Meet Dr. Virginia Garrard Burnett, our Interim Director
Interview with Professor Burnett
Posted: November 15, 2006
When did you first become interested in Religious Studies?
I have had an interest in religion my entire life, but college was where I had my first real exposure to RS - that is, the study of religion through the lens of social science. I was completely intrigued by that, but at the same time, it seemed more feasible to me to study religion within a different discipline, which turned out to be history.
What attracted you to Latin American studies?
Latin America is where many things I've long been interested in come together - the language(s) and culture, of course, but also the religious traditions, the food, the various views of life you find throughout the region, combined with a fascinating history make it a part of the world where you can still learn and be surprised by things, even after living, traveling, and studying it for many years. (I like to point out that Central American history, which I teach, is many things, but it's never dull - revolutions, ethnic conflict, banana countries, US intervention- it's a microcosm of many of the key themes of LA history in general)
Why is Latin American Studies particularly relevant today?
If you only read the headlines, it isn't - Latin America is definitely on he back burner compared to, say, the Middle East, or even Africa (Venezuela is one exception to that, because Hugo Chavez makes headlines, and he uses language that intentionally MAKES him news). But if you look at LA beyond a superficial level, there are many issues that make the region a harbinger of the future. The debates over immigration and transnational economic entities are perhaps the most visible evidence of that, but there is also so much more, and some of these issues have direct relevance to Religious Studies. For example, what role do churches play as transnational organizations? (You can make the argument that the Catholic Church was one of the first truly transnational organizations in the world). What questions emerge about the rise of new religious movements in the global South that make such movements different than in the global North, such as Europe and the US? What happens at the intersection of ethnic and religious identity?
What changes have you seen in LAS over the years?
That's a hard question to answer briefly. Fewer wars, an end to military dictatorship ((no small accomplishment!) but also a great rise in common crime and a decline in some key social institutions - family, church, community. The globalization of LA is another huge change.
Why Guatemala and El Salvador? What do you see as unique to each country or what do the countries share?
I started my first field research in Latin America during the wars of the early 1980s. There's a saying, "Guatemala chooses you, you don't choose it," and that was certainly the case for me. I immediately fell in love with the country the first time I visited, mainly because of the people, specifically the Mayan population, which is still vigorous and highly identifiable. Guatemala is known as "the land of eternal spring" because of its lovely mountains and temperate climate. But some people used to also call it "the land of eternal tyranny." in the early 1980s, the government was engaged in a genocide against the Maya, and to first come in contact with them when they were in such physical and cultural peril, I think, has influenced me very much to this day. As for El Salvador, it didn't "choose me" in the same way that Guatemala did, and back in the early 1980s it was, for me, a harder place to work. The war in El Salvador was much more up front, much more present in every day life, which made it a challenging place to be. But here, again, its uniqueness lies in its people. Back in the day, there was no better place to see Liberation Theology at work, and the legacy remains today. Salvadorans like to say that they are "muy trabajadores"- hard workers - and they really are.

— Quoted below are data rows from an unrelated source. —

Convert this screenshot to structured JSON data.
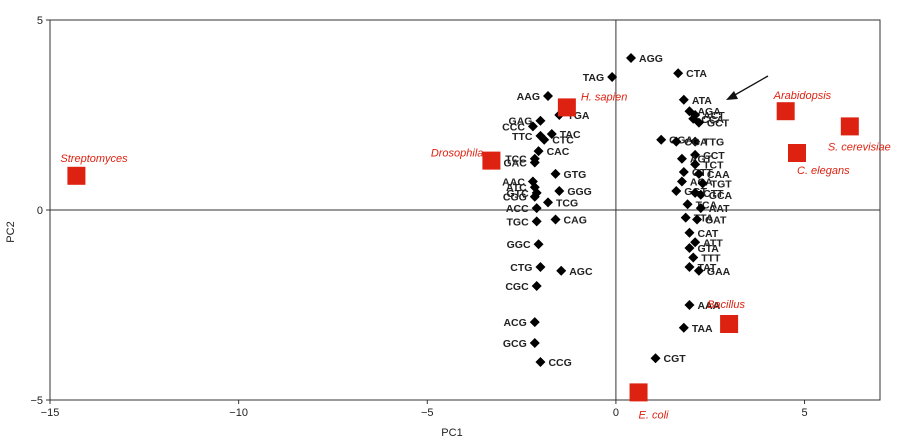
{
  "colors": {
    "codon_marker": "#000000",
    "organism_marker": "#dd2211",
    "organism_text": "#dd2211",
    "axis": "#333333",
    "frame": "#333333"
  },
  "chart_data": {
    "type": "scatter",
    "xlabel": "PC1",
    "ylabel": "PC2",
    "xlim": [
      -15,
      7
    ],
    "ylim": [
      -5,
      5
    ],
    "x_ticks": [
      -15,
      -10,
      -5,
      0,
      5
    ],
    "y_ticks": [
      -5,
      0,
      5
    ],
    "grid": false,
    "zero_lines": true,
    "series": [
      {
        "marker": "diamond",
        "points": [
          {
            "label": "AGG",
            "x": 0.4,
            "y": 4.0
          },
          {
            "label": "CTA",
            "x": 1.65,
            "y": 3.6
          },
          {
            "label": "TAG",
            "x": -0.1,
            "y": 3.5
          },
          {
            "label": "ATA",
            "x": 1.8,
            "y": 2.9
          },
          {
            "label": "AAG",
            "x": -1.8,
            "y": 3.0
          },
          {
            "label": "AGA",
            "x": 1.95,
            "y": 2.6
          },
          {
            "label": "ACT",
            "x": 2.1,
            "y": 2.5
          },
          {
            "label": "CCA",
            "x": 2.05,
            "y": 2.4
          },
          {
            "label": "GCT",
            "x": 2.2,
            "y": 2.3
          },
          {
            "label": "TGA",
            "x": -1.5,
            "y": 2.5
          },
          {
            "label": "GAG",
            "x": -2.0,
            "y": 2.35
          },
          {
            "label": "CCC",
            "x": -2.2,
            "y": 2.2
          },
          {
            "label": "TAC",
            "x": -1.7,
            "y": 2.0
          },
          {
            "label": "TTC",
            "x": -2.0,
            "y": 1.95
          },
          {
            "label": "CTC",
            "x": -1.9,
            "y": 1.85
          },
          {
            "label": "GGA",
            "x": 1.2,
            "y": 1.85
          },
          {
            "label": "TTG",
            "x": 2.1,
            "y": 1.8
          },
          {
            "label": "CGA",
            "x": 1.6,
            "y": 1.8
          },
          {
            "label": "CAC",
            "x": -2.05,
            "y": 1.55
          },
          {
            "label": "CCT",
            "x": 2.1,
            "y": 1.45
          },
          {
            "label": "TCC",
            "x": -2.15,
            "y": 1.35
          },
          {
            "label": "AGT",
            "x": 1.75,
            "y": 1.35
          },
          {
            "label": "GAC",
            "x": -2.15,
            "y": 1.25
          },
          {
            "label": "TCT",
            "x": 2.1,
            "y": 1.2
          },
          {
            "label": "GTG",
            "x": -1.6,
            "y": 0.95
          },
          {
            "label": "GTT",
            "x": 1.8,
            "y": 1.0
          },
          {
            "label": "CAA",
            "x": 2.2,
            "y": 0.95
          },
          {
            "label": "AAC",
            "x": -2.2,
            "y": 0.75
          },
          {
            "label": "ACA",
            "x": 1.75,
            "y": 0.75
          },
          {
            "label": "TGT",
            "x": 2.3,
            "y": 0.7
          },
          {
            "label": "ATC",
            "x": -2.15,
            "y": 0.6
          },
          {
            "label": "GGG",
            "x": -1.5,
            "y": 0.5
          },
          {
            "label": "GTC",
            "x": -2.1,
            "y": 0.45
          },
          {
            "label": "GGT",
            "x": 1.6,
            "y": 0.5
          },
          {
            "label": "CGG",
            "x": -2.15,
            "y": 0.35
          },
          {
            "label": "GCA",
            "x": 2.25,
            "y": 0.4
          },
          {
            "label": "CTT",
            "x": 2.1,
            "y": 0.45
          },
          {
            "label": "TCG",
            "x": -1.8,
            "y": 0.2
          },
          {
            "label": "ACC",
            "x": -2.1,
            "y": 0.05
          },
          {
            "label": "TCA",
            "x": 1.9,
            "y": 0.15
          },
          {
            "label": "AAT",
            "x": 2.25,
            "y": 0.05
          },
          {
            "label": "TGC",
            "x": -2.1,
            "y": -0.3
          },
          {
            "label": "CAG",
            "x": -1.6,
            "y": -0.25
          },
          {
            "label": "TTA",
            "x": 1.85,
            "y": -0.2
          },
          {
            "label": "GAT",
            "x": 2.15,
            "y": -0.25
          },
          {
            "label": "CAT",
            "x": 1.95,
            "y": -0.6
          },
          {
            "label": "GGC",
            "x": -2.05,
            "y": -0.9
          },
          {
            "label": "ATT",
            "x": 2.1,
            "y": -0.85
          },
          {
            "label": "GTA",
            "x": 1.95,
            "y": -1.0
          },
          {
            "label": "TTT",
            "x": 2.05,
            "y": -1.25
          },
          {
            "label": "CTG",
            "x": -2.0,
            "y": -1.5
          },
          {
            "label": "TAT",
            "x": 1.95,
            "y": -1.5
          },
          {
            "label": "GAA",
            "x": 2.2,
            "y": -1.6
          },
          {
            "label": "AGC",
            "x": -1.45,
            "y": -1.6
          },
          {
            "label": "CGC",
            "x": -2.1,
            "y": -2.0
          },
          {
            "label": "AAA",
            "x": 1.95,
            "y": -2.5
          },
          {
            "label": "ACG",
            "x": -2.15,
            "y": -2.95
          },
          {
            "label": "TAA",
            "x": 1.8,
            "y": -3.1
          },
          {
            "label": "GCG",
            "x": -2.15,
            "y": -3.5
          },
          {
            "label": "CCG",
            "x": -2.0,
            "y": -4.0
          },
          {
            "label": "CGT",
            "x": 1.05,
            "y": -3.9
          }
        ]
      },
      {
        "marker": "square",
        "points": [
          {
            "label": "Streptomyces",
            "x": -14.3,
            "y": 0.9
          },
          {
            "label": "Drosophila",
            "x": -3.3,
            "y": 1.3
          },
          {
            "label": "H. sapien",
            "x": -1.3,
            "y": 2.7
          },
          {
            "label": "Arabidopsis",
            "x": 4.5,
            "y": 2.6
          },
          {
            "label": "S. cerevisiae",
            "x": 6.2,
            "y": 2.2
          },
          {
            "label": "C. elegans",
            "x": 4.8,
            "y": 1.5
          },
          {
            "label": "Bacillus",
            "x": 3.0,
            "y": -3.0
          },
          {
            "label": "E. coli",
            "x": 0.6,
            "y": -4.8
          }
        ]
      }
    ]
  }
}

What do you like best about teaching? About teaching RS Students?
The thing I like best about teaching is seeing the light go on in someone's eyes- that moment when you can just SEE a person engage with an idea and get excited about it. This is especially common with RS students - they are in a class because they WANT to be there and it makes all the difference in the world. Their enthusiasm is often contagious and it usually spreads to the other people in the class. The other thing I love is when people bring their own ideas and areas of expertise into the classroom. I like it when I can learn something new too. None of us "know it all" and I consider it one of my job's great "lagniappes" (Louisiana word for "bonus" or small gift) when I can learn something I didn't know much about, say, millenarianism in India or heresy debates in the early Christian church or medieval monasticism or Yoruban cosmovision.
Where are you from?
I'm born-and-raised Texan. I was born in Dallas but was raised in small towns, Stephenville and Sherman. I went to college and graduate school in Louisiana and lived in Central America before moving to Austin.
Why do you think Religious Studies is particularly relevant today?
I can't think of a single major in the College of Liberal Arts that is more relevant today than RS. I read this recently: "Nationalism became the religion of the 19th century." But it appears to me that religion is becoming, or has already become, the nationalism of the early 21st century. For better or worse, our international and domestic politics are increasingly framed in religious language and discourse, and it is incumbent on all of us as global citizens to understand what lies behind that discourse. It's only through that kind of understanding that I see any real room for hope or optimism for the future, and that's what we do best in Religious Studies.